Na szkle widać było odcisk jej pomadki, który objęłam palcami i napiłam się bladej cieczy o cudownym smaku.
- Dobra, idziemy. - rzekłam i oddałam jej kielich.

***

Muzyka leciała z głośników gdzie DJ poruszał się przy stole ze sprzętem. Obrazy, które wisiały na białych ścianach były podświetlone jedną żarówką, każdą z osobna.
- Livia! - przywitał mnie składając skromny pocałunek na dłoni. - Nie wiem jak ci dziękować. Krytycy są zachwyceni.
- Jack, nie ma o czym mówić. Owszem, to było...dość krępujące, ale nowe doświadczenie dało mi niezłej frajdy. - odpowiedziałam.
- Mówiłam, że nie będzie tak źle. - pisnęła dziewczyna, dalej trzymając mnie za ramię. Po chwili przeniosła się w objęcia swojego partnera. Byłam szczęśliwa, że miała kogoś na kogo mogła liczyć. Nie tylko mnie. Pocałowali się, ale zaraz wrócili na ziemię.
- Chodź, pokaże ci prace.

Udaliśmy na drugą stronę ściany, która stała po środku dużej sali. Jak zobaczyłam jego zdjęcia, byłam przerażona. Nie, że były złe, ale wręcz przeciwne. Były cudowne. Zrobione w ciemnym filtrze, który odpowiadał atmosferze jesieni. W tym dużym swetrze od razu pojawiał się taki klimat. Moje oczy błyszczały, a uśmiech dodawał mi uroku.
- O, mój Boże. - szepnęłam na tyle głośno, że Jack usłyszał mnie. Uśmiechnął się szeroko, a wraz z nim Katie. - To jest... - nie potrafiłam dokończyć.
- Prawda? Istne me cudo.
- Hej! - szturchnęła go.
- Po za tobą. - rzekł gładząc jej dłoń. Gdybym była krytykiem sztuki, to bym była w tym beznadziejna, ponieważ każde zdjęcie jest dla mnie piękne. Ale na te, gdzie byłam ja, mogłam patrzeć godzinami. Dlaczego? Nigdy nie uznawałam się za piękną lub coś w tym stylu, ale. Tutaj dałam z siebie wszystko.

- Przepraszam Panie Jack. - zwróciła jego uwagę skromna dziewczyna o czarnych włosach. Ubrana tak jak ja na co dzień. - Zadzwoniono z agencji i powiedziano, że sprzedano wszystkie zdjęcia. Łącznie zarobił Pan dwa razy więcej na każdym obrazie.
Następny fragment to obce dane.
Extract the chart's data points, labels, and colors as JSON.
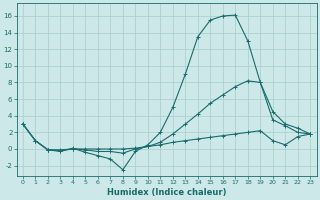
{
  "xlabel": "Humidex (Indice chaleur)",
  "xlim": [
    -0.5,
    23.5
  ],
  "ylim": [
    -3.2,
    17.5
  ],
  "yticks": [
    -2,
    0,
    2,
    4,
    6,
    8,
    10,
    12,
    14,
    16
  ],
  "xticks": [
    0,
    1,
    2,
    3,
    4,
    5,
    6,
    7,
    8,
    9,
    10,
    11,
    12,
    13,
    14,
    15,
    16,
    17,
    18,
    19,
    20,
    21,
    22,
    23
  ],
  "bg_color": "#cde8e8",
  "grid_color": "#a8cccc",
  "line_color": "#1a6b6b",
  "x": [
    0,
    1,
    2,
    3,
    4,
    5,
    6,
    7,
    8,
    9,
    10,
    11,
    12,
    13,
    14,
    15,
    16,
    17,
    18,
    19,
    20,
    21,
    22,
    23
  ],
  "line1": [
    3.0,
    1.0,
    -0.1,
    -0.3,
    0.1,
    -0.4,
    -0.8,
    -1.2,
    -2.5,
    -0.3,
    0.5,
    2.0,
    5.0,
    9.0,
    13.5,
    15.5,
    16.0,
    16.1,
    13.0,
    8.0,
    4.5,
    3.0,
    2.5,
    1.8
  ],
  "line2": [
    3.0,
    1.0,
    -0.1,
    -0.2,
    0.0,
    -0.1,
    -0.3,
    -0.3,
    -0.5,
    0.0,
    0.3,
    0.8,
    1.8,
    3.0,
    4.2,
    5.5,
    6.5,
    7.5,
    8.2,
    8.0,
    3.5,
    2.8,
    2.0,
    1.8
  ],
  "line3": [
    3.0,
    1.0,
    -0.1,
    -0.1,
    0.0,
    0.0,
    0.0,
    0.0,
    0.0,
    0.1,
    0.3,
    0.5,
    0.8,
    1.0,
    1.2,
    1.4,
    1.6,
    1.8,
    2.0,
    2.2,
    1.0,
    0.5,
    1.5,
    1.8
  ]
}
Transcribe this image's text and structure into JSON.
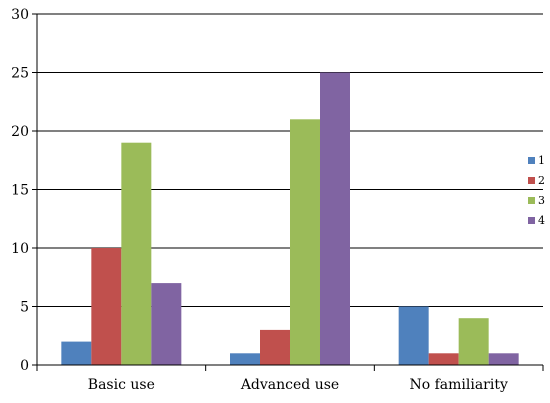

Udawałam, że nie słyszałam. Sprzedano je. Wszystkie sześć. Dalej patrzyłam na siebie i zadawałam sobie pytanie. Kto mógłby je chcieć i patrzeć na mnie bez końca? Serce mi zaczęło bić jak szalone, a ciało z powodu temperatury w powietrzu, zaczęło się pocić.
- Wszystkie? - zapytał cicho. Nawet blondynka nie wierzyła własnym uszom.
Młoda kobieta kiwnęła głową, po czym odeszła. Nic nie mogliśmy powiedzieć. Patrzyliśmy na siebie nawzajem z lekko otwartymi ustami. Istne szaleństwo.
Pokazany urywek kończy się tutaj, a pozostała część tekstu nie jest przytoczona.